Внезапно меркнет свет, площадь погружается во мрак. В густых сумерках я вижу, как люди покидают ее. Тихо и покорно, с опущенными лицами они бредут куда-то во тьму. Я знаю, что они уходят умирать. Измученное сознание гаснет — я проваливаюсь в небытие…

Не знаю, сколько прошло времени: секунда или эпоха, но вдруг пахнуло тропическим жаром, перегноем и грозой. Площадь исчезла — передо мной открылся туманный безбрежный простор. Он весь дышал, вздыхал и шевелился, будто силясь проснуться. Оранжевый диск солнца таял в туманном мареве на горизонте, как потухающий светильник, изредка взрываясь огненными шарами. Пахло озоном. Хилая растительность у меня под ногами на глазах завяла, тут же превращаясь в перегной, в рыхлую плодородную почву, на которой уже ничего не произрастало. Земля под ногами тихо шевелилась, постепенно выравнивалась сама собой. Она еще дышала какое-то время, но потом замерла в полной глухой тишине.

Я стояла в центре безбрежной неподвижной равнины. Сумрачный теплый туман клубился вокруг меня…

Вдруг земля передо мной приподнялась и зашевелилась. Возник бугорок, который на глазах превращался в холм, из недр которого на поверхность явно пробивалось какое-то громадное тело, блестящий чешуйчатый снаряд, который медленно расщеплялся на конце, и оттуда вылезало нечто живое… Вот оно сделало усилие и обратилось в громадную голову ископаемого чудовища… Медленно открывались стеклянные створки глаз, и длинные усы распрямлялись, как локаторы. Вслед за головой появилось членистоногое туловище. Оно все дрожало от внутреннего напряжения, и какая-то черная мантия клубилась вокруг него.

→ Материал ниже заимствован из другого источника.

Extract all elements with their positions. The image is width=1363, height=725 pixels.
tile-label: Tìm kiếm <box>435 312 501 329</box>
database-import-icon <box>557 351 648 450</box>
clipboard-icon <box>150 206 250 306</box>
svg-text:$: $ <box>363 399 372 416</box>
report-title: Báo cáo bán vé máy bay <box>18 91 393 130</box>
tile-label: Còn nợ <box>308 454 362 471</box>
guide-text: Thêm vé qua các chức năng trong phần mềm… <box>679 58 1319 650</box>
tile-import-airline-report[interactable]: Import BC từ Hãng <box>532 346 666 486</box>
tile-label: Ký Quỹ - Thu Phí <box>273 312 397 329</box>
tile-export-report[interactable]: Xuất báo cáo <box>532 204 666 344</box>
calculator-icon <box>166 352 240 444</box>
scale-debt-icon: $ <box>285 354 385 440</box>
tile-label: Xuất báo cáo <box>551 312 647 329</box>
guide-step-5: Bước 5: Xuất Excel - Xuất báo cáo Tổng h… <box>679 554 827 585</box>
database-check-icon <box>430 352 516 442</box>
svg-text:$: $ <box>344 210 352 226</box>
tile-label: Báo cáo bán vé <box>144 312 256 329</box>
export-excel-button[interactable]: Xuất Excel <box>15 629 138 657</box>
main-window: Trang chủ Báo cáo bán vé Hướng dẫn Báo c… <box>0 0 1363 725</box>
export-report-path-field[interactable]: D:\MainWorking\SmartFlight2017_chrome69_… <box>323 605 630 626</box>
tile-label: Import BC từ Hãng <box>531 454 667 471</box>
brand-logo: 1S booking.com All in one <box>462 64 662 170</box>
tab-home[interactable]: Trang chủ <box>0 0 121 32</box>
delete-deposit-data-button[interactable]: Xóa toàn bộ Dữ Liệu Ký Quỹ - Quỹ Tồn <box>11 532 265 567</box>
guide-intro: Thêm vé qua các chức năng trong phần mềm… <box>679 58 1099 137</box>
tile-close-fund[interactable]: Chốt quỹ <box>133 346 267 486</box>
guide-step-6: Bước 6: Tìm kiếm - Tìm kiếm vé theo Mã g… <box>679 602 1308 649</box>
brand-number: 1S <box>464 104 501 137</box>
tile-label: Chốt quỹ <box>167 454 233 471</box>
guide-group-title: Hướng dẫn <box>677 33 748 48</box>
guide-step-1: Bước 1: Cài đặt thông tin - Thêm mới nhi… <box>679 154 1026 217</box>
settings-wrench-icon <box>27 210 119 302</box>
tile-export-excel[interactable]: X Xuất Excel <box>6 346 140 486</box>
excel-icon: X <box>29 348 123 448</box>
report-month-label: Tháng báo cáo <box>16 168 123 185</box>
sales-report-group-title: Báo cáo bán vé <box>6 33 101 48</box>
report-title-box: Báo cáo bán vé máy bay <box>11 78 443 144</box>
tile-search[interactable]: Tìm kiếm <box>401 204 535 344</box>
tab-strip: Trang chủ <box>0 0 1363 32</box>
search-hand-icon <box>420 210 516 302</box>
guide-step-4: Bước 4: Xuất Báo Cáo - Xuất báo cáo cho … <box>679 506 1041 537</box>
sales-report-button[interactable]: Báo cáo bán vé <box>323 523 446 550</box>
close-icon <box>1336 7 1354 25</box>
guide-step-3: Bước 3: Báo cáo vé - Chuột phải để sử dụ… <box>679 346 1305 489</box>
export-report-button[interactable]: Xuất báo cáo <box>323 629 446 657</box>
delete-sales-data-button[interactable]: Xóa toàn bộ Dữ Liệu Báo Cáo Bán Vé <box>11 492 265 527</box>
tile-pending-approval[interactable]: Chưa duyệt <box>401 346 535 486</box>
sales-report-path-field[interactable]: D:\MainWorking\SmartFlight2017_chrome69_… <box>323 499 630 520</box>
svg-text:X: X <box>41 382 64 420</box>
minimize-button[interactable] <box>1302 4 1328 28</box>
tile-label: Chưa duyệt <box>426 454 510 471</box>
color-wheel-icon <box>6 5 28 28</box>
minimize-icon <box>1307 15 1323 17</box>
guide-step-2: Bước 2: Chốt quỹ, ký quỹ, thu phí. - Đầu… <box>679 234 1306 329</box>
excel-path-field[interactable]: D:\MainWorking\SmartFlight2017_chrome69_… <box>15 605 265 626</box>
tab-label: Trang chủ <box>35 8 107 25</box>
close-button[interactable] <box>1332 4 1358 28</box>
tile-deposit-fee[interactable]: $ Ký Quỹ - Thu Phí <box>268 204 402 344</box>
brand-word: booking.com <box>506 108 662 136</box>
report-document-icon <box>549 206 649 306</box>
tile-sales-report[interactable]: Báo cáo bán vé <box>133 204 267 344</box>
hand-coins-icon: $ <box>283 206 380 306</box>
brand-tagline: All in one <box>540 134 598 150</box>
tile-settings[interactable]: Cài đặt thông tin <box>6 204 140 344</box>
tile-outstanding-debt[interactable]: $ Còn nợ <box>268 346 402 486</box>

Чудовище выбралось на поверхность земли, приподнялось на слабых, тонких лапках, содрогнулось всем телом и внезапно расправило два черных бархатных крыла, которые затмили все небо. Надо мной возвышалась гигантская бабочка, и бабочка эта была возмездием… или, может быть, забвением… Я точно знала, что это такое, но в нашем языке не было слова, определяющего это явление.

Я обмерла под ее взглядом, оцепенела и вдруг поняла, что эти мертвые, использованные и затасканные слова внезапно обернулись чем-то живым и могучим. Я тихо и сладко умирала под ее взглядом, но сама она не была смерть — умирала я от собственных грехов.

Между тем готовились новые превращения. Что-то грозное творилось в атмосфере. Бабочка пыталась взлететь, но не могла этого сделать. Ее тело дрожало от напряжения, и черный бархат трепыхался у меня над головой. Мне хотелось, чтобы она намертво прикрыла меня своим крылом, но она вдруг сложила крылья, лишив меня своего покровительства.

Я одна перед лицом грозных сил Вселенной. Минуту? Вечность? Затылком чувствую ее холодное дыхание, и мои наэлектризованные волосы поднимаются над головой шевелящимся нимбом. Космос входит в меня. Я понимаю, что еще мгновение — и мне откроется суть мироздания.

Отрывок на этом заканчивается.